Multiplicative rearrangement inequality. Let $a_1, a_2, \ldots, a_n$ and $b_1, b_2, \ldots, b_n$ be $2n$ nonnegative reals. Let $\sigma$ be a permutation of $\left\{1, 2, \ldots, n\right\}$ such that no $i$ and $j$ satisfy $a_i > a_j$ and $b_{\sigma\left(i\right)} < b_{\sigma\left(j\right)}$. (In this case, we say that the $n$-tuples $\left(a_1, a_2, \ldots, a_n\right)$ and $\left(b_{\sigma\left(1\right)}, b_{\sigma\left(2\right)}, \ldots, b_{\sigma\left(n\right)}\right)$ are weakly equi-ordered.) Then,

$\prod\limits_{i=1}^n \left(a_i + b_i\right) \geq \prod\limits_{i=1}^n \left(a_i + b_{\sigma\left(i\right)}\right)$.

To get your inequality from this, assume WLOG that set $a_1 = 1+a$, $a_2 = 1+b$, $a_3 = 1+c$, $b_1 = b^2$, $b_2 = c^2$, $b_3 = a^2$ and $\sigma = \left(3,1,2\right)$ (in one-line notation).

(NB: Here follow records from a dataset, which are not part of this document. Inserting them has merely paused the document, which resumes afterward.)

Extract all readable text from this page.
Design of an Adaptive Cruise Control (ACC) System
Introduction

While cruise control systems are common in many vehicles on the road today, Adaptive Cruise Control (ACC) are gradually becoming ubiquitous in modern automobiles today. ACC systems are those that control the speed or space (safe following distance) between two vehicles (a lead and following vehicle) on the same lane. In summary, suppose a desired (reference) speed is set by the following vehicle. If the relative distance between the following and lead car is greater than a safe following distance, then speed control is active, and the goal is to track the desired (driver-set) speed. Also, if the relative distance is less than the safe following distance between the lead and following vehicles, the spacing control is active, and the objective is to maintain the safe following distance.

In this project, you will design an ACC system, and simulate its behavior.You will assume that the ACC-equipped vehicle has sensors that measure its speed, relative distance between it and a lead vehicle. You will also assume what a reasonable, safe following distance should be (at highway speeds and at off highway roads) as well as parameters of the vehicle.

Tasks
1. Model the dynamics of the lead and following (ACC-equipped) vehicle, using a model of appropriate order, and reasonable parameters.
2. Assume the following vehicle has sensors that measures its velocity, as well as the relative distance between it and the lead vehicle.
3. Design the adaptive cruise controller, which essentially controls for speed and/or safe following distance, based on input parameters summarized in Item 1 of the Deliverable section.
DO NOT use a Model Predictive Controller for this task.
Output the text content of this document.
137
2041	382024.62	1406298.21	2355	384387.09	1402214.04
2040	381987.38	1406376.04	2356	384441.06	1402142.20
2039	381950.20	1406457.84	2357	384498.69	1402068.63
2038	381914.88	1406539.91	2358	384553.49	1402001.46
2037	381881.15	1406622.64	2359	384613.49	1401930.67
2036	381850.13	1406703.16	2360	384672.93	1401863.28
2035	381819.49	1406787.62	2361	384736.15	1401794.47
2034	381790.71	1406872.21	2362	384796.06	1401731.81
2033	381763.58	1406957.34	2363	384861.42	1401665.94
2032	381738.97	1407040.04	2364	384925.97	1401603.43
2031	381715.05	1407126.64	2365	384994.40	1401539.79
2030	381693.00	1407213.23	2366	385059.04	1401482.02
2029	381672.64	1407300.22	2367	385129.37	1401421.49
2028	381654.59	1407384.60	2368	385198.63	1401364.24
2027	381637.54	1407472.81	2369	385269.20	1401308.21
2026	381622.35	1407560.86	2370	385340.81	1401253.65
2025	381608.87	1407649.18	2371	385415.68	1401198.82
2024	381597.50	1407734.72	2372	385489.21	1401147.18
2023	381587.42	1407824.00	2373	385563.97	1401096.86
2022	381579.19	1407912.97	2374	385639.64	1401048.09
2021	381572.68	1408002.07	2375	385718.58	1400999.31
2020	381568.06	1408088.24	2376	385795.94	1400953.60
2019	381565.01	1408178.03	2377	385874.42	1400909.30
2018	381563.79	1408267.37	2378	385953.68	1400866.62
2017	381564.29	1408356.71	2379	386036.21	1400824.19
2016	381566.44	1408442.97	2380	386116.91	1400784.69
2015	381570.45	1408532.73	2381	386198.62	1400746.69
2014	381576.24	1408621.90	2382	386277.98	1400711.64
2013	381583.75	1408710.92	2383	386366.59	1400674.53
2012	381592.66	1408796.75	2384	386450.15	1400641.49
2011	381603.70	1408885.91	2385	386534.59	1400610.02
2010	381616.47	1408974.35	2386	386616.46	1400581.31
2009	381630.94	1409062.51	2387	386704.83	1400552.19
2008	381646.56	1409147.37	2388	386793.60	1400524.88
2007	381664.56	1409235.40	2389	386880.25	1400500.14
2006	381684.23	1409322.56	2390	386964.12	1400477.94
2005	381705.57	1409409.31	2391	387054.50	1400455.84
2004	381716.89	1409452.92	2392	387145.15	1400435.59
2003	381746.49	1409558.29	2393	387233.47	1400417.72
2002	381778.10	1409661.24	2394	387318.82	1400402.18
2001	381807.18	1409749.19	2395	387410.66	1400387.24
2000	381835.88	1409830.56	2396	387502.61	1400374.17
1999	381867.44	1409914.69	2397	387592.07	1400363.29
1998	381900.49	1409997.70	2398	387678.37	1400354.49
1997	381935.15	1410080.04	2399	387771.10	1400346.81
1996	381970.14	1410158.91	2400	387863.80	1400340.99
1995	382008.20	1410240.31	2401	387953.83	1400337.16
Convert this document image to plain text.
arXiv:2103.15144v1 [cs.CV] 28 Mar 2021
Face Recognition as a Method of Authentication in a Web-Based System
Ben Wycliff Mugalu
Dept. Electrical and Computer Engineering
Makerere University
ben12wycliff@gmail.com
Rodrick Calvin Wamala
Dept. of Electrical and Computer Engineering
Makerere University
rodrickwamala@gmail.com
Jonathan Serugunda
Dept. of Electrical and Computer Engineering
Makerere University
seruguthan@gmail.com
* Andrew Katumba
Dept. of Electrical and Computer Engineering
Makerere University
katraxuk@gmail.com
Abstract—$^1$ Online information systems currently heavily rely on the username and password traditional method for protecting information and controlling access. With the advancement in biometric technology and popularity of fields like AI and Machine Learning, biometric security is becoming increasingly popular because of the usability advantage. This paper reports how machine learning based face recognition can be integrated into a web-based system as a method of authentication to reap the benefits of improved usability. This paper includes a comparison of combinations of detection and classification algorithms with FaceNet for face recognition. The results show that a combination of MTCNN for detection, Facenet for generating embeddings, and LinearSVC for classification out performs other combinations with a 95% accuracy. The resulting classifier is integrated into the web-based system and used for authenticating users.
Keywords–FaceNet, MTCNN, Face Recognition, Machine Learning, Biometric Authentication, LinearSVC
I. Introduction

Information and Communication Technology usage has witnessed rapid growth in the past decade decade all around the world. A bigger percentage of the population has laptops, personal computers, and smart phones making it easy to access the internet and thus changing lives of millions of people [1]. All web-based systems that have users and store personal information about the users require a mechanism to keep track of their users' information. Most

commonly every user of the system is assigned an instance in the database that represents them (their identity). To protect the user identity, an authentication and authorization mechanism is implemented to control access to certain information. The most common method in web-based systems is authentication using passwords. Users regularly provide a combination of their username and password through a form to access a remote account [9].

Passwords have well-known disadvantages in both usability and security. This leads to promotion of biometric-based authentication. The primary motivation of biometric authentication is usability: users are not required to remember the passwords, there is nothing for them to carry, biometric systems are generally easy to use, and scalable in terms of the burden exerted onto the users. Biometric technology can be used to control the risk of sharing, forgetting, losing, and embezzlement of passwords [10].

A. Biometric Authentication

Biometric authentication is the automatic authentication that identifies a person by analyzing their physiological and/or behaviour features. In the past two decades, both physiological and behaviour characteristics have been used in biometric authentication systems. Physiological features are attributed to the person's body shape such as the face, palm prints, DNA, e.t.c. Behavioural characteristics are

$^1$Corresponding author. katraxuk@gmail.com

How to prove the multiplicative rearrangement inequality? I remember doing it on AoPS long ago, but I cannot find the post and I don't recall it being particularly readable, so let me give a few hints:

1. Prove that there is a permutation $\tau \in S_n$ such that $a_{\tau\left(1\right)} \leq a_{\tau\left(2\right)} \leq \cdots \leq a_{\tau\left(n\right)}$ and $b_{\sigma\left(\tau\left(1\right)\right)} \leq b_{\sigma\left(\tau\left(2\right)\right)} \leq \cdots \leq b_{\sigma\left(\tau\left(n\right)\right)}$. This is pure combinatorics, and rather simple: First find $\tau$ such that $a_{\tau\left(1\right)} \leq a_{\tau\left(2\right)} \leq \cdots \leq a_{\tau\left(n\right)}$ holds. Then, you have $b_{\sigma\left(\tau\left(i\right)\right)} \leq b_{\sigma\left(\tau\left(j\right)\right)}$ for every $i < j$ satisfying $a_{\tau\left(i\right)} < a_{\tau\left(j\right)}$ (because of the "weakly equi-ordered" condition), but you might occasionally have opposite inequalities for $i < j$ satisfying $a_{\tau\left(i\right)} = a_{\tau\left(j\right)}$. Fix these opposite inequalities by sorting the corresponding values of $\tau$ in the "right order".

2. Fix such a $\tau$. By continuity, assume that you have strict inequalities $a_{\tau\left(1\right)} < a_{\tau\left(2\right)} < \cdots < a_{\tau\left(n\right)}$ and $b_{\sigma\left(\tau\left(1\right)\right)} < b_{\sigma\left(\tau\left(2\right)\right)} < \cdots < b_{\sigma\left(\tau\left(n\right)\right)}$.

3. Apply Theorem 3 in Law Ka Ho, Variations and Generalisations to the Rearrangement Inequality, Mathematical Excalibur 19/3 to $\left(a_{\tau\left(1\right)}, a_{\tau\left(2\right)}, \ldots, a_{\tau\left(n\right)}\right)$ and $\left(b_{\sigma\left(\tau\left(1\right)\right)}, b_{\sigma\left(\tau\left(2\right)\right)}, \ldots, b_{\sigma\left(\tau\left(n\right)\right)}\right)$ and $\tau^{-1} \circ \sigma \circ \tau$ instead of $\left(a_1, a_2, \ldots, a_n\right)$ and $\left(b_1, b_2, \ldots, b_n\right)$ and $\sigma$. Notice that Step 2 was necessary, because the proof given in that paper is incomplete: It only works when $a_1 < a_2 < \ldots < a_n$.

If you have a less patchwork proof, please share!

EDIT: The proof of Theorem 1 in my post http://www.artofproblemsolving.com/community/c6h288335p1798111 can be repurposed (essentially by replacing sums by products and vice versa) to a proof of Step 3 that avoids the use of Step 2.